We see many founder-owned businesses stuck with these issues and believe that a family office consortium with sufficient capital and drive could institute this as an investment strategy.
Family offices as power houses
Family offices are establishing the private equity models of the future. They are not tied to the 5-7 year fund cycle, do not need to get on the road to raise capital and can tap into their networks to source deals.
They can pick up the phone to their trusted network and create and use permanent capital vehicles such as investment trusts.
We are seeing many experienced dissatisfied mid-level private equity professionals who are disillusioned with the level of control the founders of the firm continue to exert and with the amounts they are paid.

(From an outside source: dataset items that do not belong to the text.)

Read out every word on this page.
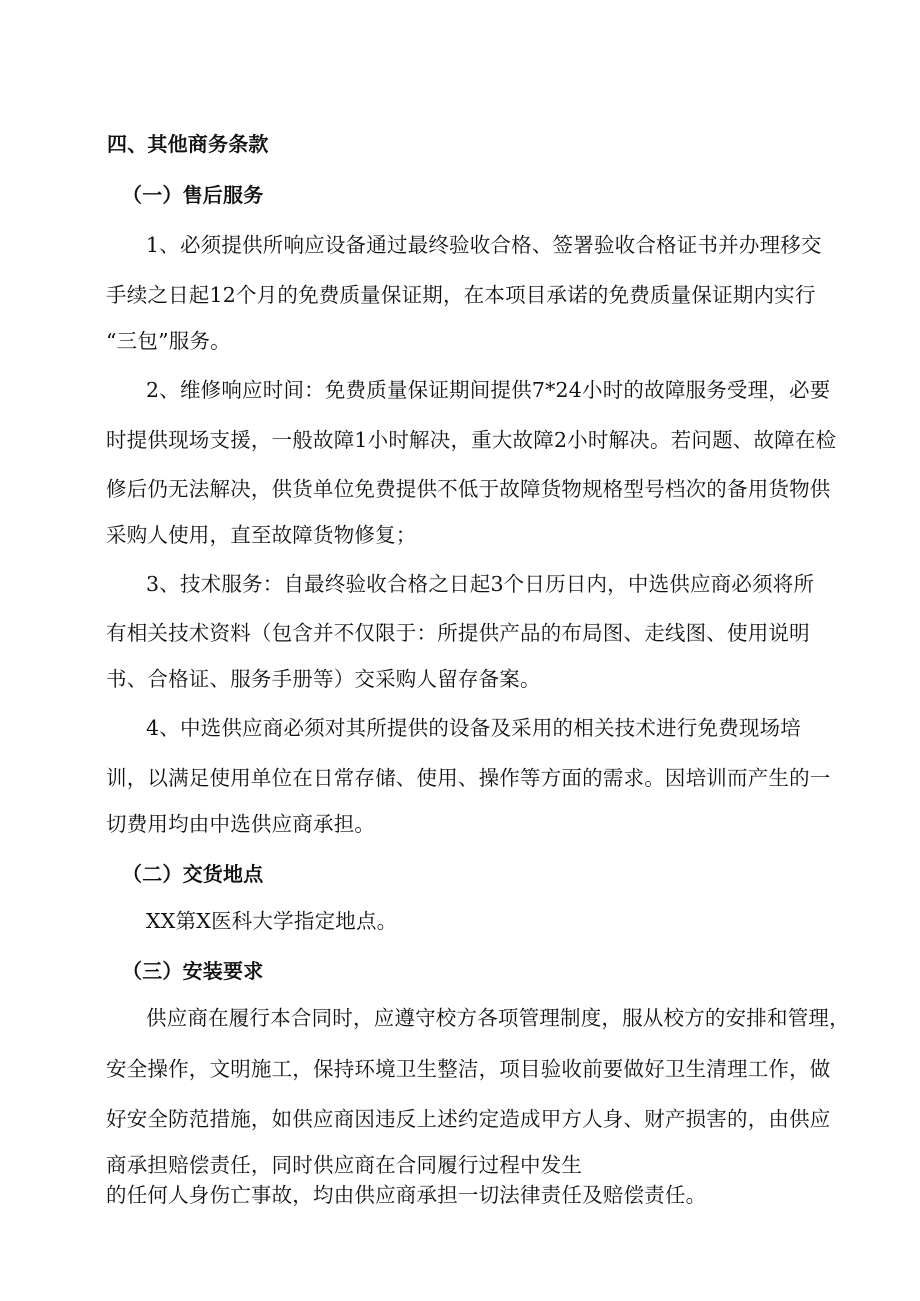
四、其他商务条款
（一）售后服务
1、必须提供所响应设备通过最终验收合格、签署验收合格证书并办理移交
手续之日起12个月的免费质量保证期，在本项目承诺的免费质量保证期内实行
“三包”服务。
2、维修响应时间：免费质量保证期间提供7*24小时的故障服务受理，必要
时提供现场支援，一般故障1小时解决，重大故障2小时解决。若问题、故障在检
修后仍无法解决，供货单位免费提供不低于故障货物规格型号档次的备用货物供
采购人使用，直至故障货物修复；
3、技术服务：自最终验收合格之日起3个日历日内，中选供应商必须将所
有相关技术资料（包含并不仅限于：所提供产品的布局图、走线图、使用说明
书、合格证、服务手册等）交采购人留存备案。
4、中选供应商必须对其所提供的设备及采用的相关技术进行免费现场培
训，以满足使用单位在日常存储、使用、操作等方面的需求。因培训而产生的一
切费用均由中选供应商承担。
（二）交货地点
XX第X医科大学指定地点。
（三）安装要求
供应商在履行本合同时，应遵守校方各项管理制度，服从校方的安排和管理，
安全操作，文明施工，保持环境卫生整洁，项目验收前要做好卫生清理工作，做
好安全防范措施，如供应商因违反上述约定造成甲方人身、财产损害的，由供应
商承担赔偿责任，同时供应商在合同履行过程中发生
的任何人身伤亡事故，均由供应商承担一切法律责任及赔偿责任。
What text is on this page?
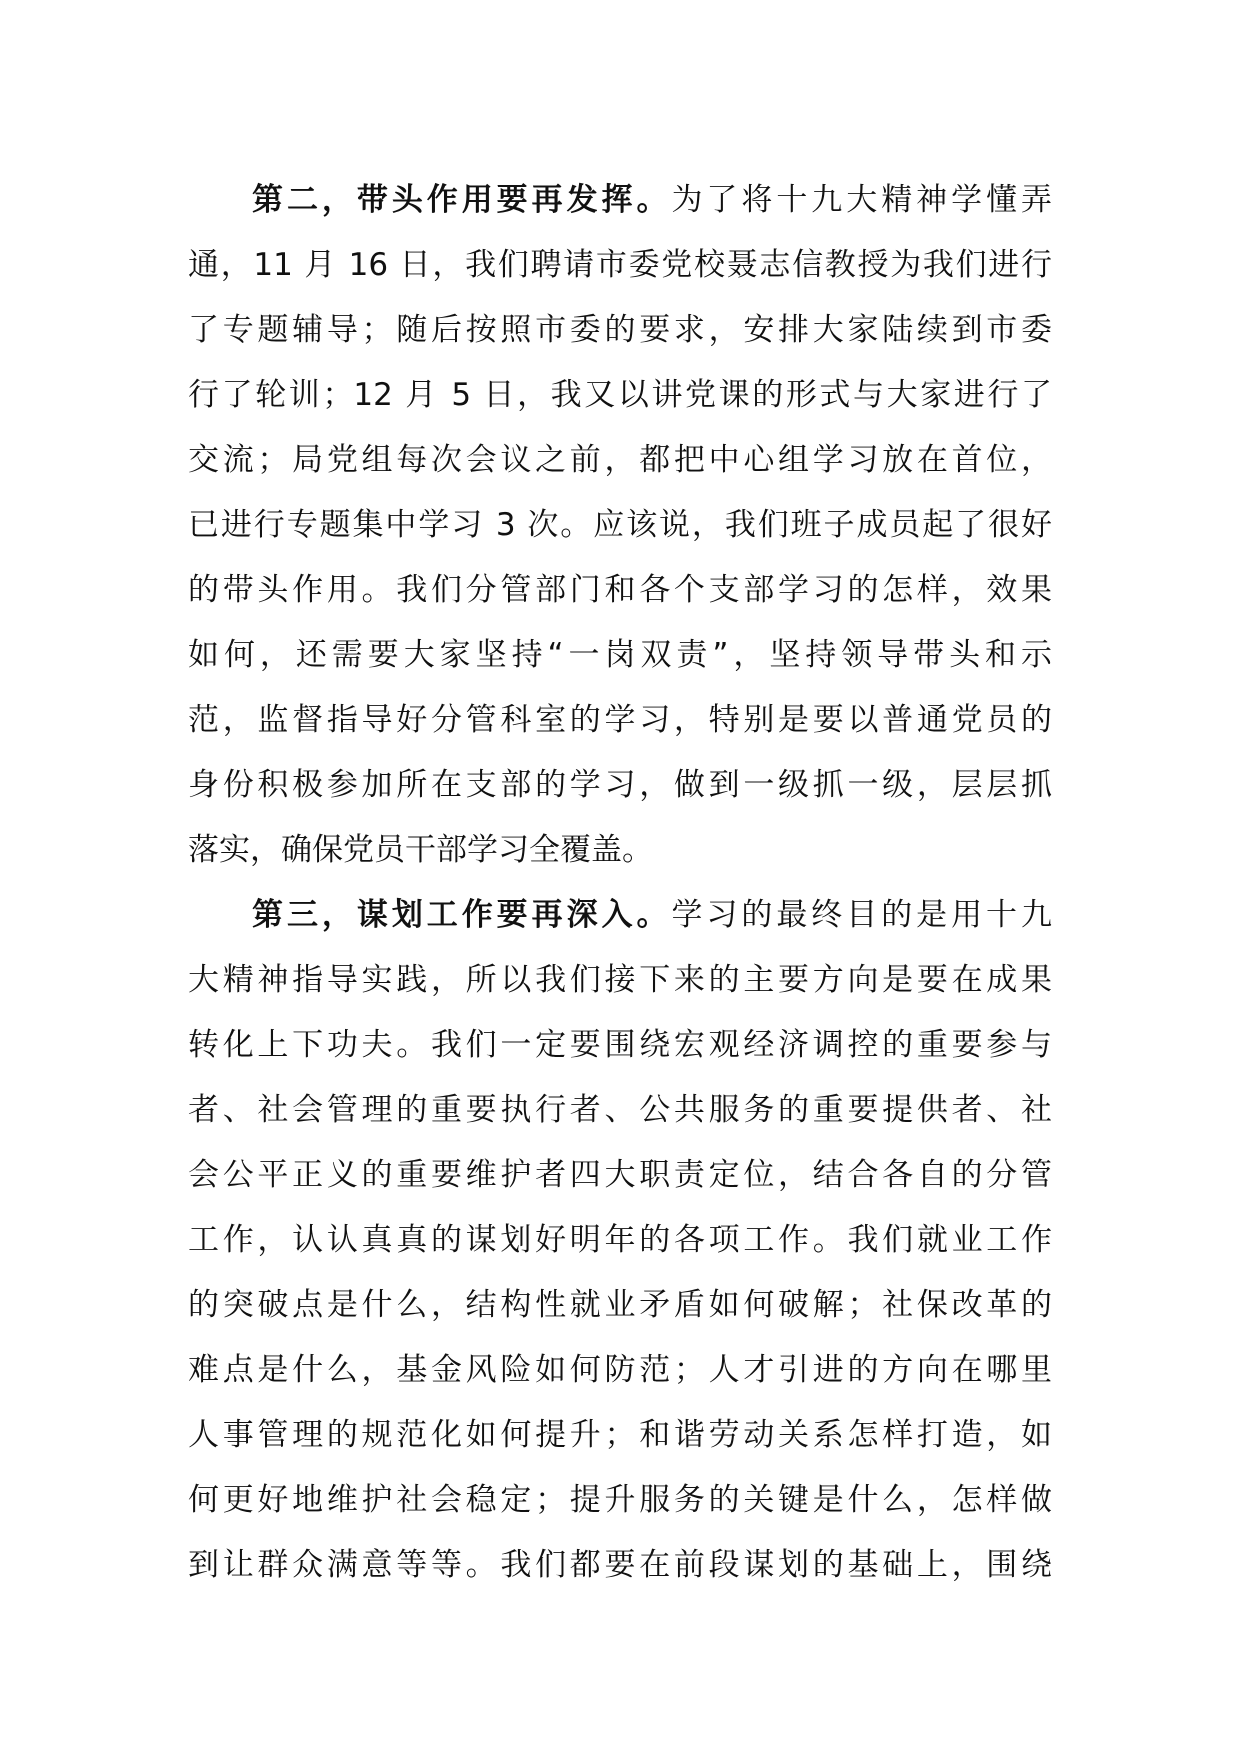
第二，带头作用要再发挥。为了将十九大精神学懂弄
通，11 月 16 日，我们聘请市委党校聂志信教授为我们进行
了专题辅导；随后按照市委的要求，安排大家陆续到市委
行了轮训；12 月 5 日，我又以讲党课的形式与大家进行了
交流；局党组每次会议之前，都把中心组学习放在首位，
已进行专题集中学习 3 次。应该说，我们班子成员起了很好
的带头作用。我们分管部门和各个支部学习的怎样，效果
如何，还需要大家坚持“一岗双责”，坚持领导带头和示
范，监督指导好分管科室的学习，特别是要以普通党员的
身份积极参加所在支部的学习，做到一级抓一级，层层抓
落实，确保党员干部学习全覆盖。
第三，谋划工作要再深入。学习的最终目的是用十九
大精神指导实践，所以我们接下来的主要方向是要在成果
转化上下功夫。我们一定要围绕宏观经济调控的重要参与
者、社会管理的重要执行者、公共服务的重要提供者、社
会公平正义的重要维护者四大职责定位，结合各自的分管
工作，认认真真的谋划好明年的各项工作。我们就业工作
的突破点是什么，结构性就业矛盾如何破解；社保改革的
难点是什么，基金风险如何防范；人才引进的方向在哪里
人事管理的规范化如何提升；和谐劳动关系怎样打造，如
何更好地维护社会稳定；提升服务的关键是什么，怎样做
到让群众满意等等。我们都要在前段谋划的基础上，围绕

Family offices could develop an equity incentive plan which properly incentivises investment professionals as well as provide them with the opportunity to have input into the strategic direction of the investment firm.
RIT Capital Partners PLC, originally set up by Jacob Rothschild, is a good example of what a group of family offices could do if they were to collaborate together.
Bridging the gaps
The purpose of wealth is under scrutiny like never before. Family offices need to be alive to this and need to demonstrate a link between wealth they administer and its wider social benefit.
This scrutiny has in part been driven by the current succession of wealth to the next generation. The next gen recipients of this wealth are typically millennials or of Generation Z and are increasingly likely to possess a values-driven mindset compared to their forebears. The opposing views of generations risks the next-gen feeling disenfranchised with this wealth, which, left unchecked, will eventually lead to its fragmentation.
The challenge for family offices is to balance the differing needs and demands of multiple generations. Family offices are already grappling with this by allocating their investment portfolios to sustainability, driven, in part by the demands of the next gen.
Bridging the generational and values gap starts with the family themselves, by developing and agreeing a set of shared ethical values. These shared values can then be taken forward by the family office and epitomised through their underlying investments and trading businesses.
As well as internal communication, this agreed shared purpose also needs to be communicated externally. This will also aid the ability of family offices to proposition themselves as reliable providers of private equity as family offices will often lack a clear ethical purpose, unlike their private equity counterparts. Achieving 'total impact' demonstrates the integrity of the family office towards its ethical credentials.
Family offices who able to manage the succession of wealth so that they properly engage their next gen are ideally placed to help craft the post-Covid crisis economy by working with private companies to help them accelerate and navigate the much needed digital transformation and assist the commercialisation of the latent bioscience developments and technological innovations that this crisis has highlighted.